Who do you trust for your weather information and who holds them accountable?

I have studied weather in our region since the late 1970’s.  I have 39 years of experience in observing our regions weather patterns.  My degree is in Broadcast Meteorology and a Bachelor’s of Science.

My resume includes:

Member of the American Meteorological Society.
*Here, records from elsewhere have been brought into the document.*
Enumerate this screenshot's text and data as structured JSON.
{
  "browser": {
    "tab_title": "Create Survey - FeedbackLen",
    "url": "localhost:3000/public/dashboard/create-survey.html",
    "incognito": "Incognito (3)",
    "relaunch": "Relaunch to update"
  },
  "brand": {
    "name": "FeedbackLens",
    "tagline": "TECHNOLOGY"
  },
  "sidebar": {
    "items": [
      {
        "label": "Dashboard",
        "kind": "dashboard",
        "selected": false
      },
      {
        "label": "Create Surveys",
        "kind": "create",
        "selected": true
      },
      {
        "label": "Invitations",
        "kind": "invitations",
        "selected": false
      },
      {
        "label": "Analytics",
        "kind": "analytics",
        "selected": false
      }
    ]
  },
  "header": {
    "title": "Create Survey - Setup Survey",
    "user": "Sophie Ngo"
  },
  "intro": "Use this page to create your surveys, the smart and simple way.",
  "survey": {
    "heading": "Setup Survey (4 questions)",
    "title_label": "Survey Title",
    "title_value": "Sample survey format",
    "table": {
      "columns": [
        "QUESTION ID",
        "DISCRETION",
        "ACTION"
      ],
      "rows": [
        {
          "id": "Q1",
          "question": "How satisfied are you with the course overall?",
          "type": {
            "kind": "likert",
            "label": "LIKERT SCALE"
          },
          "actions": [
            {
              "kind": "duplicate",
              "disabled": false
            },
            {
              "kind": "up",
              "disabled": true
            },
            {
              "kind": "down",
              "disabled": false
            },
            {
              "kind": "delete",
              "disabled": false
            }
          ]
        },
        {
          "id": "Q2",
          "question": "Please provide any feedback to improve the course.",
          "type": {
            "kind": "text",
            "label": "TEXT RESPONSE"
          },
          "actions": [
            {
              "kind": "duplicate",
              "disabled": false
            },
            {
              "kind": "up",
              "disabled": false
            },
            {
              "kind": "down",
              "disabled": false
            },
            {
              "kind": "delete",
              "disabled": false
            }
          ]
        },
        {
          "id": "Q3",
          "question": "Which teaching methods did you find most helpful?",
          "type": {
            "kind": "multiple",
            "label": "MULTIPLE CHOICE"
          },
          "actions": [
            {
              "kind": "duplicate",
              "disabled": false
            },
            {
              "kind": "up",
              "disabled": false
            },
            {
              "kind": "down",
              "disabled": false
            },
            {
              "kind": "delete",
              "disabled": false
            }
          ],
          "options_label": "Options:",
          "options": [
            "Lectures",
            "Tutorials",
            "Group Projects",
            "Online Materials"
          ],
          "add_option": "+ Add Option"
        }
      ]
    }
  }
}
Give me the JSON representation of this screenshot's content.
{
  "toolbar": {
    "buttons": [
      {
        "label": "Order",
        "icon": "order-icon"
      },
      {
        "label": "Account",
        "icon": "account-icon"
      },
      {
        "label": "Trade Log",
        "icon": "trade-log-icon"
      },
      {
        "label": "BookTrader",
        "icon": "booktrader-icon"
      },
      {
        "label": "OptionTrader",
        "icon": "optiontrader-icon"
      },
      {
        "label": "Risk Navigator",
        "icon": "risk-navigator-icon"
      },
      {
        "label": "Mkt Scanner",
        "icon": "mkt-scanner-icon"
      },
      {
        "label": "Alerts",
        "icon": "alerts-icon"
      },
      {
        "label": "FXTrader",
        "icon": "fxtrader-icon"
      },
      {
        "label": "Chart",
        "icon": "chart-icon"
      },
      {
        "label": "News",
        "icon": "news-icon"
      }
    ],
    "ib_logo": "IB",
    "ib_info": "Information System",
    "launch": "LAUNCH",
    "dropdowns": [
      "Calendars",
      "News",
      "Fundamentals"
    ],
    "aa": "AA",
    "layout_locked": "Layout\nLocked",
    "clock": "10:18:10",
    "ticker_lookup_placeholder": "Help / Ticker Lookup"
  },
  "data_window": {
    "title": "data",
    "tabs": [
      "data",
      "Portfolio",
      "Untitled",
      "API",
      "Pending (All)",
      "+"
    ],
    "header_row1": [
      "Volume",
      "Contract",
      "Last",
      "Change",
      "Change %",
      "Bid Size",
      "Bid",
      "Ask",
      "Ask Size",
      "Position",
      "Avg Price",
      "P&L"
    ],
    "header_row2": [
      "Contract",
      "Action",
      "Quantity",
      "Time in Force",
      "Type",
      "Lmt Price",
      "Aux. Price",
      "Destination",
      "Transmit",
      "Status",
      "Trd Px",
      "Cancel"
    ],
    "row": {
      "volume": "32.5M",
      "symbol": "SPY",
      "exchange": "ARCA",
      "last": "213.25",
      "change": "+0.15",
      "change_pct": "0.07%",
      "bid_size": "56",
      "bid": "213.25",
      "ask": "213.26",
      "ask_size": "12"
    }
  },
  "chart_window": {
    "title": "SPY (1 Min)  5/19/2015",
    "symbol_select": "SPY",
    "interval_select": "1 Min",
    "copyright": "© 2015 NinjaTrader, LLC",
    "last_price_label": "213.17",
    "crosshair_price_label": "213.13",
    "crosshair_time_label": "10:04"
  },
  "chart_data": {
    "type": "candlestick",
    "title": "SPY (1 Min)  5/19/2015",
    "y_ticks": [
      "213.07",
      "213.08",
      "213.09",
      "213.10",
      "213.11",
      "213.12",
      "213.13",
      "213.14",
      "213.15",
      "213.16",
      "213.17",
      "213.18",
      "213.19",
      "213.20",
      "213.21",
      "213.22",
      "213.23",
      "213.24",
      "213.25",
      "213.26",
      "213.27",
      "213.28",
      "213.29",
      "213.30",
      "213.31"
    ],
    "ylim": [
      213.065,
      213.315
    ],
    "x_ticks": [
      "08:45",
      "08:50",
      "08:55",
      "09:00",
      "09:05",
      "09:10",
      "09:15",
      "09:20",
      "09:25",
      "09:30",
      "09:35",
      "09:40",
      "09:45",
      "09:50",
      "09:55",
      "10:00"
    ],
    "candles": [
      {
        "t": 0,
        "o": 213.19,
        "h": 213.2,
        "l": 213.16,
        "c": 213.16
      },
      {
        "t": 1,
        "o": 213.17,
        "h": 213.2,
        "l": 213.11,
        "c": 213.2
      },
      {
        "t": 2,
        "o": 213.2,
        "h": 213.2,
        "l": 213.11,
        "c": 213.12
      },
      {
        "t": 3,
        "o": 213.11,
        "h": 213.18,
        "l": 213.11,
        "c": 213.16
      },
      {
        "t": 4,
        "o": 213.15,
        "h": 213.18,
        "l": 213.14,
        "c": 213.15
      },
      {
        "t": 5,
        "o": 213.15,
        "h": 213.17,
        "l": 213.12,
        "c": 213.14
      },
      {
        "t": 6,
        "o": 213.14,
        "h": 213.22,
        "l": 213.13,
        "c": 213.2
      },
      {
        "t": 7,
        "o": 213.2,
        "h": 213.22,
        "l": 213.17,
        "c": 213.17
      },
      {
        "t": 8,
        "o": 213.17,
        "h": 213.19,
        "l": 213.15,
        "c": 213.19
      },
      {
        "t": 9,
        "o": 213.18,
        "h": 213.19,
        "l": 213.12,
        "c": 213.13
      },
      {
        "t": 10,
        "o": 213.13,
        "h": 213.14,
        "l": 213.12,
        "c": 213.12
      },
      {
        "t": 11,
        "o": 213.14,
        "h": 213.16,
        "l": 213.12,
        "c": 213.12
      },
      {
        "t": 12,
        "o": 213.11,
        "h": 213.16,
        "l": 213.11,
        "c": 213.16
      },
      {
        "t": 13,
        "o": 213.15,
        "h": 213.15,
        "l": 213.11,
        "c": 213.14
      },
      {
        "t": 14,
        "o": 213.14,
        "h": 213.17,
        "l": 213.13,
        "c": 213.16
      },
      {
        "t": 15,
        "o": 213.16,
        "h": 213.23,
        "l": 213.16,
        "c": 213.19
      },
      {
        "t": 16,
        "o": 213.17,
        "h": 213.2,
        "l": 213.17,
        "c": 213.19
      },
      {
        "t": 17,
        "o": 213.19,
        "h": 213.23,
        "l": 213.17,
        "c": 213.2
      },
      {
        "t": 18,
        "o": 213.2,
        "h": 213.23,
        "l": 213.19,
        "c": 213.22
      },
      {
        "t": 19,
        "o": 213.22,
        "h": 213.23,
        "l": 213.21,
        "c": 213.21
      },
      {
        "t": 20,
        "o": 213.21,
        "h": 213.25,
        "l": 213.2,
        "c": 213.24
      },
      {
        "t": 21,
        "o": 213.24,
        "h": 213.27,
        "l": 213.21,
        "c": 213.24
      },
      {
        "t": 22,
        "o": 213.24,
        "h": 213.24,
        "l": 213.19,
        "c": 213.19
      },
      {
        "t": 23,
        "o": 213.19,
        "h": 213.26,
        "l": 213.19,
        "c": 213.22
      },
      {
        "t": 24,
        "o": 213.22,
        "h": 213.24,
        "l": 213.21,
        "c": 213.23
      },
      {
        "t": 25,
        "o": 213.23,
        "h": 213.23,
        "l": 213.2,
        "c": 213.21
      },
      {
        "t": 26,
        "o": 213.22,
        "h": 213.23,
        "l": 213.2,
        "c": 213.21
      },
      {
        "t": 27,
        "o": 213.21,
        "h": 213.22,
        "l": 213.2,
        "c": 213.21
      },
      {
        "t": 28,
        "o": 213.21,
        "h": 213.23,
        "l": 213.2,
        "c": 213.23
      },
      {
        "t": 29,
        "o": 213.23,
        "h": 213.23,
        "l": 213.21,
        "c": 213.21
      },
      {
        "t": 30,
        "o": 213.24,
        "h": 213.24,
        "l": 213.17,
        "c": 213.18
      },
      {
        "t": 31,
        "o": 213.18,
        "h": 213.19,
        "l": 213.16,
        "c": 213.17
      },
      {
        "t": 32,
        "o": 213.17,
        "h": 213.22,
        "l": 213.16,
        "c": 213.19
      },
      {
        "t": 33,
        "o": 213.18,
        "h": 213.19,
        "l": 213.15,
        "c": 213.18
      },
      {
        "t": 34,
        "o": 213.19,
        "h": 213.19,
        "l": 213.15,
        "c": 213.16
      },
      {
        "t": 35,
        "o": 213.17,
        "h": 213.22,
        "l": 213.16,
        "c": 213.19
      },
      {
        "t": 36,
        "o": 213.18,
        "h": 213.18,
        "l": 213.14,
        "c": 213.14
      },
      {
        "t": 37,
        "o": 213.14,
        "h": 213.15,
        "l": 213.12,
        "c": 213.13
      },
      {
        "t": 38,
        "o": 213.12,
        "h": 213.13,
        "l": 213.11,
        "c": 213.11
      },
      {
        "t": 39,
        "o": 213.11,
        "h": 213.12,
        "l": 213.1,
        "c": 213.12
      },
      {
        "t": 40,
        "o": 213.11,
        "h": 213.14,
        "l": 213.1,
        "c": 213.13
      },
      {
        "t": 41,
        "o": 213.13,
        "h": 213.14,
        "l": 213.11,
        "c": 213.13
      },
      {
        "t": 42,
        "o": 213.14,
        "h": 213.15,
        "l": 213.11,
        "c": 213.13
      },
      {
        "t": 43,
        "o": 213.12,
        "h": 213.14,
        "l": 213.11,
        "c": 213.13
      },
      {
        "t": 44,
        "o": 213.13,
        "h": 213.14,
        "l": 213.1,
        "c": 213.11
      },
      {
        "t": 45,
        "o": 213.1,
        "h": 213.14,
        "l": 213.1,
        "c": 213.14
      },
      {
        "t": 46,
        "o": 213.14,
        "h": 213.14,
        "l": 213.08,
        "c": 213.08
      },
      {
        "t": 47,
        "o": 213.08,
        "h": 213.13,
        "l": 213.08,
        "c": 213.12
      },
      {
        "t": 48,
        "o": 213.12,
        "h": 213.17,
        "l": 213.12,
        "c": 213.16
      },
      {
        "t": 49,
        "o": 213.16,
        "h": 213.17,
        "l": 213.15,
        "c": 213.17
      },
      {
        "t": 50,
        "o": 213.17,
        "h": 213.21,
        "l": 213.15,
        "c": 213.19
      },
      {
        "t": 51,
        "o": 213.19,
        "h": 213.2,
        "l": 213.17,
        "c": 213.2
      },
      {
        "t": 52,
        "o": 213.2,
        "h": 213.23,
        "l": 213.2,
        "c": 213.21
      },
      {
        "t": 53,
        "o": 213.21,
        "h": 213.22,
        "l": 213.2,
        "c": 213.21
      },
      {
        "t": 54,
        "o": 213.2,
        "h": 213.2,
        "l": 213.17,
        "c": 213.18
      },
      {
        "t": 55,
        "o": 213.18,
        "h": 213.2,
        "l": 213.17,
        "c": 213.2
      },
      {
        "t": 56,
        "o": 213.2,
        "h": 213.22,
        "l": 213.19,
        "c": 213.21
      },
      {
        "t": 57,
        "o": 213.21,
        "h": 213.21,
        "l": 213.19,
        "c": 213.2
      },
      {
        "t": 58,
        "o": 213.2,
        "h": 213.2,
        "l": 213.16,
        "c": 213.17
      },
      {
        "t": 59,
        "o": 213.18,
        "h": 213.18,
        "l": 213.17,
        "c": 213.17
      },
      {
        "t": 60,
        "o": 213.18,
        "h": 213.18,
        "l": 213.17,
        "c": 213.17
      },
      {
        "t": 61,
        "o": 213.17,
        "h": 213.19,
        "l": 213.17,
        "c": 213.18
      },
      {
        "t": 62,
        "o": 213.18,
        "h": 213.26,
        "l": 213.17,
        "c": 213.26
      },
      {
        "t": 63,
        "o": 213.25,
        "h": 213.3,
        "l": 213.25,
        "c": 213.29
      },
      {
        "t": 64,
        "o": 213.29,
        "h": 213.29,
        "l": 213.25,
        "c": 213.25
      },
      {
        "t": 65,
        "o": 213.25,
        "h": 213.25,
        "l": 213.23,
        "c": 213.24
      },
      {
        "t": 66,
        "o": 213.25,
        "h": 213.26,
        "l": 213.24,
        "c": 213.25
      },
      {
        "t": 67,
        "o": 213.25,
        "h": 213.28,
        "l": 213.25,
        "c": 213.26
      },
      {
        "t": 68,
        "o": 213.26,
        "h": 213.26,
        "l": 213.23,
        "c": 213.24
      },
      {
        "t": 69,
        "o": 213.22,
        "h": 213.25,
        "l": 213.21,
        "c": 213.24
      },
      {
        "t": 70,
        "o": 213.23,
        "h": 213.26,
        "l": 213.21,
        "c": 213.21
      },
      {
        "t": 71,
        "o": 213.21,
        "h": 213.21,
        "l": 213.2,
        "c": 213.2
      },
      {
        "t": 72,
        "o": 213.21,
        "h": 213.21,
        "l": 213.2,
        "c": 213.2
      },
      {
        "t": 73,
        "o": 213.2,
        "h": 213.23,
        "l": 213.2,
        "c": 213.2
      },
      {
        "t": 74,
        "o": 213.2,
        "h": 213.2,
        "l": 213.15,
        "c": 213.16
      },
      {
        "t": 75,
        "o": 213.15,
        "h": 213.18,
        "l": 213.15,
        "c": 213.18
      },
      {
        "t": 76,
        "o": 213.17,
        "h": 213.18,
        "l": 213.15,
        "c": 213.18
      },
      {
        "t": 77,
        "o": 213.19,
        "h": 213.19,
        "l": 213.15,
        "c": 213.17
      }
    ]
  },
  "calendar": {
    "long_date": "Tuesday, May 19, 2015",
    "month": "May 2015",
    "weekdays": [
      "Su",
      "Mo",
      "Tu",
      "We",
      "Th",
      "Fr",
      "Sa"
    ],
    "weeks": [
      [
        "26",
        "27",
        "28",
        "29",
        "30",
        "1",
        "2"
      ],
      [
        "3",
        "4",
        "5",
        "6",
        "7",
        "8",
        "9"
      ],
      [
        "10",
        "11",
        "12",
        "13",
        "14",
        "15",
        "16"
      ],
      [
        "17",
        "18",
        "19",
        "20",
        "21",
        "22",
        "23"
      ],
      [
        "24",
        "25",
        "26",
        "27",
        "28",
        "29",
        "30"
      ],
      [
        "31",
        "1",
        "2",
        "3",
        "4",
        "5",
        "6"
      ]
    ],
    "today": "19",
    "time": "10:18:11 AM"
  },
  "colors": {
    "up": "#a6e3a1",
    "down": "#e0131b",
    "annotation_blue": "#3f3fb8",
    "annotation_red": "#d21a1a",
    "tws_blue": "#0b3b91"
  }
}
NOAA Weather-Ready Nation Ambassador. 

Meteorologist for McCracken County Emergency Management.  I served from 2005 through 2015.

Meteorologist for McCracken County Rescue.  2015 through current

I own and operate the Southern Illinois Weather Observatory.

I am the chief meteorologist for Weather Talk LLC.  I am the owner of Weather Talk LLC.

I am also a business owner in western Kentucky.

Recipient of the Mark Trail Award, WPSD Six Who Make A Difference Award, Kentucky Colonel, and the Caesar J. Fiamma” Award from the American Red Cross

In 2005 I helped open the largest American Cross shelter in U.S. history in Houston, Texas.  I was deployed to help after Hurricane Katrina and Hurricane Rita.  I was a shelter manager of one of the Houston, Texas shelter divisions.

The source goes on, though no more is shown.